Dans l’antichambre d’un hypothétique adieu au pouvoir ou d’un besoin de cristalliser le pouvoir, le constat fréquent de la coupure des réseaux sociaux – pendant les périodes électorales ou de crises politiques internes – par bon nombre de nos gouvernants africains ferait l’aveux manifeste de leur impuissance à les contrôler. En conséquence, à contrôler leur peuple à travers eux. Les réseaux sociaux en Afrique seraient-ils devenus trop puissants pour ne pas être régulés ?
Des problèmes complexes peuvent appeler des solutions simples. Mais à l’évidence, nous faut-il reconnaître que difficilement les problèmes complexes appellent des réponses simples. En ce siècle du numérique, les réseaux sociaux ont explosé toutes les barrières frontalières qui séparent nos peuples, nos horizons, démontrant ainsi toute leur superpuissance à affecter en profondeur nos sociétés. Que l’information déposée et véhiculée soit vraie, fausse, ambiguë, sans source, dépravant les mœurs, manipulant l’opinion, incitant à la paix ou à la violence, nos réseaux sociaux sont intouchables – du moins dans l’espace africain – .

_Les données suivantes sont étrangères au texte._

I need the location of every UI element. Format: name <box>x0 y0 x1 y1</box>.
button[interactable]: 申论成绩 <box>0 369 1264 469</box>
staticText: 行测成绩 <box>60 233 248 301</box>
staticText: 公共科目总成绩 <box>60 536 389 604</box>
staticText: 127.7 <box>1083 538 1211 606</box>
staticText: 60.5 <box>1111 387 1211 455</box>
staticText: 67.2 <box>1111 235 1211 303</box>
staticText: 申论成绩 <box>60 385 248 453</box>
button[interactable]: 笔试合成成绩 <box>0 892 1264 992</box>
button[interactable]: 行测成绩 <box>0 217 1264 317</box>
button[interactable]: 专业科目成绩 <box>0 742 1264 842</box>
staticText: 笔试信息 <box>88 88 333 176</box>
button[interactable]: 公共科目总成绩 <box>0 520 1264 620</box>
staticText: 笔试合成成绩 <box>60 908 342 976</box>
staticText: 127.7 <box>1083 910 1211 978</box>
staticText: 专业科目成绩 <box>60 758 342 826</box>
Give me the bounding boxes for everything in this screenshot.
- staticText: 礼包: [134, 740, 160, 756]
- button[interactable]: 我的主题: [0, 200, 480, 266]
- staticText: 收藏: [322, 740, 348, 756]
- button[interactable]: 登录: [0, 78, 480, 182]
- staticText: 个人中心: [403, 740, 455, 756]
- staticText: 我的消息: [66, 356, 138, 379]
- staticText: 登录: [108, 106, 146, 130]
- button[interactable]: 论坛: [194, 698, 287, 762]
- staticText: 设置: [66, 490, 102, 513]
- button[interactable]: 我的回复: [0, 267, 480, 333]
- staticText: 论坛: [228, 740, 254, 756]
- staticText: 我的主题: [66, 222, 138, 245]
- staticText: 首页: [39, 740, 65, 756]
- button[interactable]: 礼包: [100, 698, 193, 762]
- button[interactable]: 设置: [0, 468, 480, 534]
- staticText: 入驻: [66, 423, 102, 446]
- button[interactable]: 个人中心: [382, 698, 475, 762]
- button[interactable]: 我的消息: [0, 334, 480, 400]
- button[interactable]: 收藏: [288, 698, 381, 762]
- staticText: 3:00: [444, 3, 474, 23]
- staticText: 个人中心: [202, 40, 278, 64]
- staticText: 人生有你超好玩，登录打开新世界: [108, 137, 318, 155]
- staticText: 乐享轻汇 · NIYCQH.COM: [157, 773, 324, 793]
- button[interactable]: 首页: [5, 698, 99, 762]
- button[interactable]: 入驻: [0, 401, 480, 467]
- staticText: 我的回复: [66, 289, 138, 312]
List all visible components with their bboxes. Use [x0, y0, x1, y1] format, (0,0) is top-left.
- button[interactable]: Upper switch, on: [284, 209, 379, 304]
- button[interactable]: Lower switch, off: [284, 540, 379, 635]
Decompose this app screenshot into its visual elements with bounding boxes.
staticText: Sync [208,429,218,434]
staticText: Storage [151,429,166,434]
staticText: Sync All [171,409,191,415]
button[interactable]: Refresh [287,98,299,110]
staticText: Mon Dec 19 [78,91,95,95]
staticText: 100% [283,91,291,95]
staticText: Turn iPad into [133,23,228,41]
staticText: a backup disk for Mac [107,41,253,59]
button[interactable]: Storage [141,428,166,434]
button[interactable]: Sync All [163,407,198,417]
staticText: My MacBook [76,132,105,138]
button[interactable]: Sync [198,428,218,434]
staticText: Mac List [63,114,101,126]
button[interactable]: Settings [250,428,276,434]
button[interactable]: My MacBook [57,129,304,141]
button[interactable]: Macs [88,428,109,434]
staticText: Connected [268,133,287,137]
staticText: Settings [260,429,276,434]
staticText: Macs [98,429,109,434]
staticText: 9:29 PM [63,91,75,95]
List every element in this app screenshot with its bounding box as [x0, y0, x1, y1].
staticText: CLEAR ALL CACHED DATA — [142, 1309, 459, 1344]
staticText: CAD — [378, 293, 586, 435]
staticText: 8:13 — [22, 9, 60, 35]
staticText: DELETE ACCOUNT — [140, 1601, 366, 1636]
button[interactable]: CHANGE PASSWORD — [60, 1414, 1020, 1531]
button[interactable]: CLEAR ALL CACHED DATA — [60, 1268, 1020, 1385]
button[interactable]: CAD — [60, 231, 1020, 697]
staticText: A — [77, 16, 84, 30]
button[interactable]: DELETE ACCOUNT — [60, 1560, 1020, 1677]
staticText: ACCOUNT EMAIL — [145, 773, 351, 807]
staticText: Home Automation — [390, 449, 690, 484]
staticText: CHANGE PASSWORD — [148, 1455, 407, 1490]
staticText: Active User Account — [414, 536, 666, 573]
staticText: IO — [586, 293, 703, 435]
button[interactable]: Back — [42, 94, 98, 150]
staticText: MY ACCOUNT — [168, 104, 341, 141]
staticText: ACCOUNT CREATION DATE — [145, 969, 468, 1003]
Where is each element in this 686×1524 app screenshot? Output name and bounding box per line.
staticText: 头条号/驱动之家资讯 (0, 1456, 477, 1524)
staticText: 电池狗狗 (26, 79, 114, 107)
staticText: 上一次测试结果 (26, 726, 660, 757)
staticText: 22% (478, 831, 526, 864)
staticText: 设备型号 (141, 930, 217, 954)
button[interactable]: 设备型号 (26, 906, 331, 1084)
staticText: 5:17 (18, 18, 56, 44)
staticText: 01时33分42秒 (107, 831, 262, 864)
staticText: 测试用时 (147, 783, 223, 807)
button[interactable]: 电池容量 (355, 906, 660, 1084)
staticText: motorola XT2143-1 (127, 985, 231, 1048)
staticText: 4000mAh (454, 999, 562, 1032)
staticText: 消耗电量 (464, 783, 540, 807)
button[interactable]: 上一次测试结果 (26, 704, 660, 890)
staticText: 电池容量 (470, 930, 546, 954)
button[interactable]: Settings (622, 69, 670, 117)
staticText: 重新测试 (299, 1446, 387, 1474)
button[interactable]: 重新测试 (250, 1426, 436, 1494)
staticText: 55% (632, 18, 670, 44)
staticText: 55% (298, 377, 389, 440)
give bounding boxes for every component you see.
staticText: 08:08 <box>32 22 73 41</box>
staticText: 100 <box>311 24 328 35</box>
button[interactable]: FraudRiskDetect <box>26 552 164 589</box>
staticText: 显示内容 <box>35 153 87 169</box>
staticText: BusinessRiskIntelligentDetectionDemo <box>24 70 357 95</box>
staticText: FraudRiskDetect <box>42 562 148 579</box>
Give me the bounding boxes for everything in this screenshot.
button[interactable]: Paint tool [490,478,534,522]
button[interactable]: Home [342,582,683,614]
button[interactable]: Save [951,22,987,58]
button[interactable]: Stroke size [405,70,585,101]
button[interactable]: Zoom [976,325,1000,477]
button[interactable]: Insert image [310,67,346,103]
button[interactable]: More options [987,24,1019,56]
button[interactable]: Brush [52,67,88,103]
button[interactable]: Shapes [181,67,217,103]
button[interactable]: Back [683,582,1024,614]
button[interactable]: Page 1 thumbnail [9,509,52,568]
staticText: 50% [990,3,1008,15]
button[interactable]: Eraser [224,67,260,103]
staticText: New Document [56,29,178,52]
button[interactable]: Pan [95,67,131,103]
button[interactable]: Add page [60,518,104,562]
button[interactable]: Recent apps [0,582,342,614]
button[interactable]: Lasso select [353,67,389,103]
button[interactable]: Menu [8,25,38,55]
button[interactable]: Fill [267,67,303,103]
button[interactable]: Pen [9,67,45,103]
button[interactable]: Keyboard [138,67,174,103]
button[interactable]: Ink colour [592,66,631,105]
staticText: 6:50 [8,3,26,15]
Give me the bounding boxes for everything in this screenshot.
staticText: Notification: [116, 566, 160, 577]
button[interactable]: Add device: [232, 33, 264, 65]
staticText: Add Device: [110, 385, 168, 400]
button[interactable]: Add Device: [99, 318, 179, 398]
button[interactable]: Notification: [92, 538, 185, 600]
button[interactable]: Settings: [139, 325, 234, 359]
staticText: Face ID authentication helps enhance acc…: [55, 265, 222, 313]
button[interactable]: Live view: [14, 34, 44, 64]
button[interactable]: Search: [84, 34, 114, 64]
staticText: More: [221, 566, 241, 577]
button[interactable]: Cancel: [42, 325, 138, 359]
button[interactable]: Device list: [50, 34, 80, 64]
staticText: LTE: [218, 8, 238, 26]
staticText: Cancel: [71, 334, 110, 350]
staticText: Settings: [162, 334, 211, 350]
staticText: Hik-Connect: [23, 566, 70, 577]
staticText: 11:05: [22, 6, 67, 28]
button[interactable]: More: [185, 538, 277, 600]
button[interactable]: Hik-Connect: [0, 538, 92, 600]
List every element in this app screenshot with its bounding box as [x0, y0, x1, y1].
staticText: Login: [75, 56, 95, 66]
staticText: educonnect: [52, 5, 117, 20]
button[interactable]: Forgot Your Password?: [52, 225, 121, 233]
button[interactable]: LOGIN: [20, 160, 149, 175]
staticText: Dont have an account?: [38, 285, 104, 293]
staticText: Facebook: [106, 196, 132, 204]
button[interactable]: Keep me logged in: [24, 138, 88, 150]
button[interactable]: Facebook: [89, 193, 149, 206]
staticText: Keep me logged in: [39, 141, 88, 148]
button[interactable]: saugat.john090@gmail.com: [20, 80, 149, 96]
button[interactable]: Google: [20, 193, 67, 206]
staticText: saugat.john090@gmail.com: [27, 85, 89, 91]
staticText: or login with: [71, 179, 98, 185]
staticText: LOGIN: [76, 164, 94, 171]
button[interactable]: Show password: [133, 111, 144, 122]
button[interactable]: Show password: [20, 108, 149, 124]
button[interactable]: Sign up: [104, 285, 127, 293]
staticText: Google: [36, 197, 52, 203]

Ils le sont non parce qu’ils représentent une Giga puissance économique ou parce qu’ils portent l’étendard d’une super puissance étatique à laquelle nos États seraient assujestis. Il sera dit qu’ils sont intouchables parce qu’ils seraient “le symbole de la liberté”. La liberté d’expression.
Pendant le temps où l’opinion publique accrédite nos réseaux sociaux comme des no man’s land virtuels, nos smartphones sont infusés (du réveil au coucher) par du contenu numérique destructif ou constructif.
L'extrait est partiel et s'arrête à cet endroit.